Yeah, it was a sign of the times.
-Jason

4 comments:

Adam Blank said...

Ugh. I remember Project Greenlight. I had 2 friends; one who swore that he was the next big Hollywood director and another who thought he was a brilliant writer. They wrote a script, which I won't write the title of here because these fuckers probably still google it once a week because they thought it was sooooo awesome they wouldn't shut up about it for 5 years after it was over. For all I know, they're still trying to secure funding for this shit.

Before they submitted their script, they had me read it and give them feedback. My payment for this service was a pack of cigarettes.

Anyway, their script was a ridiculously pretentious vampire "art" movie that had no action, was impossible to follow, and seemed to focus on some asshole vampire (who was too deep for his own good), brooding over whether or not he should turn a particular child into a vampire while sitting on freeway overpasses being sullen. His mother and girlfriend were also vampires and his mother told long, boring stories in a 24 hour coffee shop (this monstrosity was actually written at The Steer) that were supposed to be profound but were just painful to read. (Keep in mind that these assholes began writing this in the late 90's, when an idea this stupid wasn't actually too far off from the shitty vampire movies of our late high school years).

All I know is when I told them the dialogue sucked and that their was no action and nothing at all to draw anybody into the movie, they, of course, told me I just didn't understand their creative genius.

My favorite part of their criticism of my criticism was when the "director" told me that I just didn't understand film noir. Perplexed, I asked if this was some sort of stylized crime drama set in the 40's or 50's, or maybe supposed to be in that style and I just wasn't reading that in their script. He looked at me like I was retarded and said no. He had no idea what film noir was!

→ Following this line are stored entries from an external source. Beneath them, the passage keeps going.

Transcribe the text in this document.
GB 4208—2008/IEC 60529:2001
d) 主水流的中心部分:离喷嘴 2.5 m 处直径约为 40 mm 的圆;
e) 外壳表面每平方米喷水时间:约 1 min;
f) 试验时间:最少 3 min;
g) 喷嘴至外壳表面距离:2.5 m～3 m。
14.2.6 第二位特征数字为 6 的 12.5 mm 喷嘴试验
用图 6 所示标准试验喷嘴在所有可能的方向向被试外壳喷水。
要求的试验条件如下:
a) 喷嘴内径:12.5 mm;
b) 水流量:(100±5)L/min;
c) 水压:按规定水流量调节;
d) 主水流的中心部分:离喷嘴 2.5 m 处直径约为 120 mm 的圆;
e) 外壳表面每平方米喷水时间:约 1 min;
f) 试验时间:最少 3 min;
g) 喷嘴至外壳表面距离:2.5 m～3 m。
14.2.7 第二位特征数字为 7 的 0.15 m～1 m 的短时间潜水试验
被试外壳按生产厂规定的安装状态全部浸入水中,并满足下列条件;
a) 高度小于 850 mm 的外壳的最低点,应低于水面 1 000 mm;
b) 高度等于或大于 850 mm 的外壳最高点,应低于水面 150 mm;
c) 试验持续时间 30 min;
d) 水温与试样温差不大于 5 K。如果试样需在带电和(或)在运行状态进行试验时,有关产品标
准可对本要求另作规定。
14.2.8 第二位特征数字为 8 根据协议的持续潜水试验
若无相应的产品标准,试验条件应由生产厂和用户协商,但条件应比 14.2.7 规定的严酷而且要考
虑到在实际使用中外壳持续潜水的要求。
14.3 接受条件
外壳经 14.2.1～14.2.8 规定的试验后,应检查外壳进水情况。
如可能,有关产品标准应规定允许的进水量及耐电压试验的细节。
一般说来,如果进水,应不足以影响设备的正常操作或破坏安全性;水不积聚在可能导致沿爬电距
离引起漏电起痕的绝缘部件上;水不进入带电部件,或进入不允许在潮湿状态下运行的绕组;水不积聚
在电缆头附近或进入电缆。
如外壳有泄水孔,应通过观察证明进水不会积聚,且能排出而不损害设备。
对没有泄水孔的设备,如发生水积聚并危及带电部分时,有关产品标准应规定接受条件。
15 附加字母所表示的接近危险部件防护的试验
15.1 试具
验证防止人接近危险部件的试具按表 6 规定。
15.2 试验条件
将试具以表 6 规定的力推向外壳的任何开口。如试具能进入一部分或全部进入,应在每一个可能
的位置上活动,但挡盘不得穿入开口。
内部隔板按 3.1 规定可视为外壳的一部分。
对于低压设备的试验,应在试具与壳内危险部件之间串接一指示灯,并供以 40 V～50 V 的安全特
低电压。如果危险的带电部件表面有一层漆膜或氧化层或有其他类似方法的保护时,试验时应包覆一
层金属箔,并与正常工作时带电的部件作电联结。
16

Not that I have a firm background in it to this day, but you shouldn't throw around names of sub-genres if you are just guessing what they mean by taking French for a semester freshman year. (BTW, this asshole once put you in a lead role in a high school play).

Anyway, from what I remember, they both read the other scripts and gave them low ratings even though there was some supposedly awesome zombie comedy in there that blew their fucking minds. They didn't want to give it a high grade because they didn't want the competition. As you can imagine, their FUCKING AWFUL script got shitty reviews. But, obviously, the people reading it didn't know a thing about film noir.

Jason Soto said...

Oh my god, I know who you're talking about. I can totally see him writing some shit like that. That whole thing sound awful. How funny that they were techically ahead of their time by coming up with "Twilight" before "Twilight" was even a thing. I wonder if Stephanie Meyers did Project Greenlight.

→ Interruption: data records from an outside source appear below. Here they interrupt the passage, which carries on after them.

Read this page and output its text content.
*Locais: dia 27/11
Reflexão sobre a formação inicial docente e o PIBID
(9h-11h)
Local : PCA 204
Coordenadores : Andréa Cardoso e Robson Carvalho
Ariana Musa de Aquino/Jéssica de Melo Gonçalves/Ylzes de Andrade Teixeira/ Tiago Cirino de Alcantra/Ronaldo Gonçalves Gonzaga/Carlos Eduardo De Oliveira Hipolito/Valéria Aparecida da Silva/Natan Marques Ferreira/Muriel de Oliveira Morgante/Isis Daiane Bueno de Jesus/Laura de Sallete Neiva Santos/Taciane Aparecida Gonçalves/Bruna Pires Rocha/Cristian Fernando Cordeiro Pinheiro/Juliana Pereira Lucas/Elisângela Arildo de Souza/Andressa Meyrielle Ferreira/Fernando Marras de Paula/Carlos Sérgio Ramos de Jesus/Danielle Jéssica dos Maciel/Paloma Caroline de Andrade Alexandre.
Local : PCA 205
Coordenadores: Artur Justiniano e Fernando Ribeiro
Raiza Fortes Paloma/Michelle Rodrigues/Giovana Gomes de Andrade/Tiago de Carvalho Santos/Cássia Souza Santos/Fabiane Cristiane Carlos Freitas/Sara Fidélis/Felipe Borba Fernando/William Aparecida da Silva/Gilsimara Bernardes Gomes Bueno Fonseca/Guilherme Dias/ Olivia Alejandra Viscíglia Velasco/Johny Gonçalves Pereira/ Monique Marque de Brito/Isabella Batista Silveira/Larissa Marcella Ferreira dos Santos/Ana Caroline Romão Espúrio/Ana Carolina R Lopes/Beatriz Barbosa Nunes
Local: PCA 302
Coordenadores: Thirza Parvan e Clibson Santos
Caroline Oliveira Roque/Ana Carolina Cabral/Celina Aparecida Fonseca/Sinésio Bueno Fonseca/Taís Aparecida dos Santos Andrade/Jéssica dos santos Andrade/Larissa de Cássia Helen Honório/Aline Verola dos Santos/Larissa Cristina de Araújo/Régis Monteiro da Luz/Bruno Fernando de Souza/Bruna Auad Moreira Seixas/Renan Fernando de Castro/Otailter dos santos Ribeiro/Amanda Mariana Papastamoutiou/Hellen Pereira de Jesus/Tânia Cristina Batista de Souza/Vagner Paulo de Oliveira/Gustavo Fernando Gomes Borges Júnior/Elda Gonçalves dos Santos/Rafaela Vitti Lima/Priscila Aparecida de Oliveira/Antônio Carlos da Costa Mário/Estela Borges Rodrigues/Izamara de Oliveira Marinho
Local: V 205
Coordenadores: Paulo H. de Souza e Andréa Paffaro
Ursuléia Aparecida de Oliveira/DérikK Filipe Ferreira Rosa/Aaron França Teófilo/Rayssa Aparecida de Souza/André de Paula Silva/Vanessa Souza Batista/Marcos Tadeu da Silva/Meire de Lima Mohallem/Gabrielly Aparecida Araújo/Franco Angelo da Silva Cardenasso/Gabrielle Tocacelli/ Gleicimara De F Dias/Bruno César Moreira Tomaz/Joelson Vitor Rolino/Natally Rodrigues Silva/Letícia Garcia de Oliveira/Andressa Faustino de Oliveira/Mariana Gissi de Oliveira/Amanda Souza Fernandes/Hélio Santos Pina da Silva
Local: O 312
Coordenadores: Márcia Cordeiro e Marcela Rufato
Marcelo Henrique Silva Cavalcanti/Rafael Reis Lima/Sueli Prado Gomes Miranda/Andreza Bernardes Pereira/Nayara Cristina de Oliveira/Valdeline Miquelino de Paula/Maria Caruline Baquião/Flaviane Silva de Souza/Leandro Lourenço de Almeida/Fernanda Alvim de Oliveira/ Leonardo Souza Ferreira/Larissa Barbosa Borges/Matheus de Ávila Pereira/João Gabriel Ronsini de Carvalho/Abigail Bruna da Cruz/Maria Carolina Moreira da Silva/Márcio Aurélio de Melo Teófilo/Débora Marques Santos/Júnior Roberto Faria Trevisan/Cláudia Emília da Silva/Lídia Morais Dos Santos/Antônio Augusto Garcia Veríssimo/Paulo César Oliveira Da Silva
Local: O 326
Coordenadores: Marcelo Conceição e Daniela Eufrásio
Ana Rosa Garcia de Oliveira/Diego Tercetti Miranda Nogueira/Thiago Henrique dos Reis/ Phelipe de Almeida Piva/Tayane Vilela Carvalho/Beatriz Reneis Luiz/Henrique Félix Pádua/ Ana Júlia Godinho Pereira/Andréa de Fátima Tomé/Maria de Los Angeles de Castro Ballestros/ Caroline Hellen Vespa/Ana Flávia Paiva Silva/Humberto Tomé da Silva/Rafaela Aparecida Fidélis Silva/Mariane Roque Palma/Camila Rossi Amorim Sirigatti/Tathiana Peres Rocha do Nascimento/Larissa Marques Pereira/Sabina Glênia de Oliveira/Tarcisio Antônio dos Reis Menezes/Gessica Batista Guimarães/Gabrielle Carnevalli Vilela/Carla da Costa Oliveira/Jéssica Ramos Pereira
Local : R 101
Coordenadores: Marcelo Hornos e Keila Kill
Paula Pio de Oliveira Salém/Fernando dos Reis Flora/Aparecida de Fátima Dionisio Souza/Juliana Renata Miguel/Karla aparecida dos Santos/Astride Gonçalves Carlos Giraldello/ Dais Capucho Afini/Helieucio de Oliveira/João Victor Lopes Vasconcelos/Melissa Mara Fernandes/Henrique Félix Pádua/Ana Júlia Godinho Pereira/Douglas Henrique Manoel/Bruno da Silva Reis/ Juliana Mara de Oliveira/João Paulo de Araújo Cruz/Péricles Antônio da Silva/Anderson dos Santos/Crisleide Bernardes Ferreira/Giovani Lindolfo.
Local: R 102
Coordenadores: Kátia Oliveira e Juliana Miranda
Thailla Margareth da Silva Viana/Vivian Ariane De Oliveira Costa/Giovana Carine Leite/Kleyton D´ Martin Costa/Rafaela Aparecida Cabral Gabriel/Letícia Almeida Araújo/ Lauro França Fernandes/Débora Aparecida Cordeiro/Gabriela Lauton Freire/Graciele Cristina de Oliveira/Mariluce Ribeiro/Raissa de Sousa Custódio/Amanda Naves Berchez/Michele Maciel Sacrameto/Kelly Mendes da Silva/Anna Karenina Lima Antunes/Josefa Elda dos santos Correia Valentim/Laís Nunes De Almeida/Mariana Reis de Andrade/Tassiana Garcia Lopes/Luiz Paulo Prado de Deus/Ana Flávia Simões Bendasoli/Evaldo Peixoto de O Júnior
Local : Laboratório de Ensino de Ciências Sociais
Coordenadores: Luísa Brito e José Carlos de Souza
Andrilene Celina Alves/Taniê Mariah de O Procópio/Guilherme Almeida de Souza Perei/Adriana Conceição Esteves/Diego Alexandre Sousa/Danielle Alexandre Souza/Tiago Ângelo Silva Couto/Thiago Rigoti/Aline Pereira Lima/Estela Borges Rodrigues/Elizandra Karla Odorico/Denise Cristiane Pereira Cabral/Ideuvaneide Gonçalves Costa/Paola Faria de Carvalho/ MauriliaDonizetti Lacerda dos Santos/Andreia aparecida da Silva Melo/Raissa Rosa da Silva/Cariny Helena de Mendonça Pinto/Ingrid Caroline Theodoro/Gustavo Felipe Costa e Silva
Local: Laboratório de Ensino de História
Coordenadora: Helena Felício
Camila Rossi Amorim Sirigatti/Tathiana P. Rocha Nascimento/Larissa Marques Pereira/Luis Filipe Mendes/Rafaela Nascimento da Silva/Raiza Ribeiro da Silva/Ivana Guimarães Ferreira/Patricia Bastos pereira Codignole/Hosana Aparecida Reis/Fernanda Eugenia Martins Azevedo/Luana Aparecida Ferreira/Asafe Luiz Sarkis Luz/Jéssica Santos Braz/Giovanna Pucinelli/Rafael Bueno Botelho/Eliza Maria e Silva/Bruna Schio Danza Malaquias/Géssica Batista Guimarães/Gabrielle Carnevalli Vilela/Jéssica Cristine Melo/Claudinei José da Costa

And I wouldn't doubt if these assholes read my script and gave me horrible recommendations.
-Jason

Adam Blank said...

From what I can tell, the main difference between Twilight and their vampire movie is that Twilight has a plot and characters. It might be a shitty story with terrible characters, but still. Their movie had virtually no plot. I don't even think the characters had names; like the main guy was VAMPIRE and his mom was MOTHER and the child was THE CHILD. And seriously, virtually nothing happened. I can't stress this point enough. No vampire attacks. No group of intrepid teens hunting the vampires. All the conflict was internal and it wasn't resolved. It was just the main character sitting alone and being morose about his sad existence of sitting alone and being morose. I cannot stress how much I hated this "story."

Kev D. said...

I just got an idea for a script. Two screenwriters go back in time to try and win Project Greenlight to prevent Shia Laboeuf from happening.

Unlike "The Butterfly Effect" everything would go awesome, and there would be 100% less Ashton Kutcher. At some point there would be ninjas.